Written by Ghoul-brielle S. Bates
Pumpkin lattes are steaming, sweaters are being dusted off, the leaves are changing colors and the temperatures have begun to drop (except in California). Now that it’s Fall, some of us are preparing for Halloween celebrations. In case you need a little inspiration, let’s take a look at a couple of Halloween classics.
Zombie apocalypse films began with the 1968 cult classic Night of the Living Dead, created by filmmaker/writer George A. Romero. The film follows seven people trapped on a rural farm, battling the undead. Romero completed the movie for $100,000 and it went on to gross $30 million worldwide. This film spawned a franchise of reboots, sequels, and prequels while influencing every other zombie motion picture.

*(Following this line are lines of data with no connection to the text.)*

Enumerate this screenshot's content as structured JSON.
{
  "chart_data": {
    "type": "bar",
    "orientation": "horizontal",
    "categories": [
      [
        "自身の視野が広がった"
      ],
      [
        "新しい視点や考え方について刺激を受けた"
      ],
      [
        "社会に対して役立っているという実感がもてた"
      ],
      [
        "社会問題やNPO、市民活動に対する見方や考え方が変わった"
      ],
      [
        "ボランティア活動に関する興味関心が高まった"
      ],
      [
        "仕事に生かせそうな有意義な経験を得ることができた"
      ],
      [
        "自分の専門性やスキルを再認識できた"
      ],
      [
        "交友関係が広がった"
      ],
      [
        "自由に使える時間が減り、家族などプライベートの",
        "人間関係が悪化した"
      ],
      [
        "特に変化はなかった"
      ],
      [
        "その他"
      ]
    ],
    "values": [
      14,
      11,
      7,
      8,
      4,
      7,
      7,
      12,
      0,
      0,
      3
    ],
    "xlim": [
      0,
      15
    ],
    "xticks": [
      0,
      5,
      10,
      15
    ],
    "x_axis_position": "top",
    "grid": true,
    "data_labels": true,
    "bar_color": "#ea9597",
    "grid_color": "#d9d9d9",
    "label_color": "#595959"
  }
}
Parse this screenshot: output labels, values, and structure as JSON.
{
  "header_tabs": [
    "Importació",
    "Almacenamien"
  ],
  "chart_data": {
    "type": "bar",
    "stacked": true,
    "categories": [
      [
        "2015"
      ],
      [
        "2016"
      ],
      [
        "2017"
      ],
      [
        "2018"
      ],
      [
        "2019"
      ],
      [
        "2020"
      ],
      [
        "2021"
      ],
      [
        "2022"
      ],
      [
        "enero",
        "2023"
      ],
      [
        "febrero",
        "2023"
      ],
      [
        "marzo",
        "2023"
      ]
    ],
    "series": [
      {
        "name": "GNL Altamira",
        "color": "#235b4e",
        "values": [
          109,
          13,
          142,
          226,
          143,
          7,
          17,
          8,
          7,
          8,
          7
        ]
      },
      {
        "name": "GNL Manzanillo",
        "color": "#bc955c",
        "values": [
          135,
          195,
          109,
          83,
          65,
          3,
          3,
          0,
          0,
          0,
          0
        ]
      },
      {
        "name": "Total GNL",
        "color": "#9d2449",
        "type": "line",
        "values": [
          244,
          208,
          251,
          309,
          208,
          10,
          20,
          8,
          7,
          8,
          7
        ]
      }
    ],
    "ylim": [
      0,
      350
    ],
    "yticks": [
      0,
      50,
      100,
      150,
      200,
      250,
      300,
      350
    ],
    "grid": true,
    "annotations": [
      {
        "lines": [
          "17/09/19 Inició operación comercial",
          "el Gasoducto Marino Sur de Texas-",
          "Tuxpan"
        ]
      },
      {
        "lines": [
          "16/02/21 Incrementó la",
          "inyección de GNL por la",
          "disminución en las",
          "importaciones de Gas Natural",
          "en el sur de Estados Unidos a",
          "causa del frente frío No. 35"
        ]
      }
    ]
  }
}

In hopes of inspiring future filmmakers, a hundred boxes of George A. Romero’s career artifacts were donated to the University of Pittsburgh. The Romero Collection contains scripts, production notes, correspondences, promotional materials, and props. The University of Pittsburgh intends to expand its Archive and Special Collections hoping to make it an international resource for those studying horror and science fiction.
Romero and crew are filming scenes from Night of The Living Dead.
George A. Romero helped build a film industry in Pittsburgh, filming thirteen films there. It is because of this that the mayor declared October 1st, George A. Romero Day. To further honor his memory, his family created the George A. Romero Foundation (GARF). Its mission is to preserve and restore Romero’s older works, raise scholarship funds for film students, and create a Horror Studies Center to carry on Romero’s legacy.
Photo of the Salem Witch Museum
The Salem Witch Museum holds exhibits featuring witch hunts and illuminates the history of scapegoating. In 1692, a wave of paranoia swept through Salem, Massachusetts. Stoked by religious fervor, afflicted children accused several women of bewitching them. There is speculation as to what caused these afflictions; moldy bread. The majority of these women were considered outcasts because they did not attend church regularly, and were unmarried or older. Women’s souls were believed to be more vulnerable to the Devil.
If you are interested in some of the artifacts, you can explore them without the cost of airfare. The University of Virginia has collected original court documents from the trials. This rich collection is an enhancement to the witch trials. It contains diaries, sermons, transcripts, maps, and depositions of the accused women. It is a testament to the power of fear during a dark time in history.
If you have decided to stay in for the night Wichita University has compiled a Women in Horror Guide. On it, you’ll find a variety of books (from YA to History), films, and tv series to entertain you.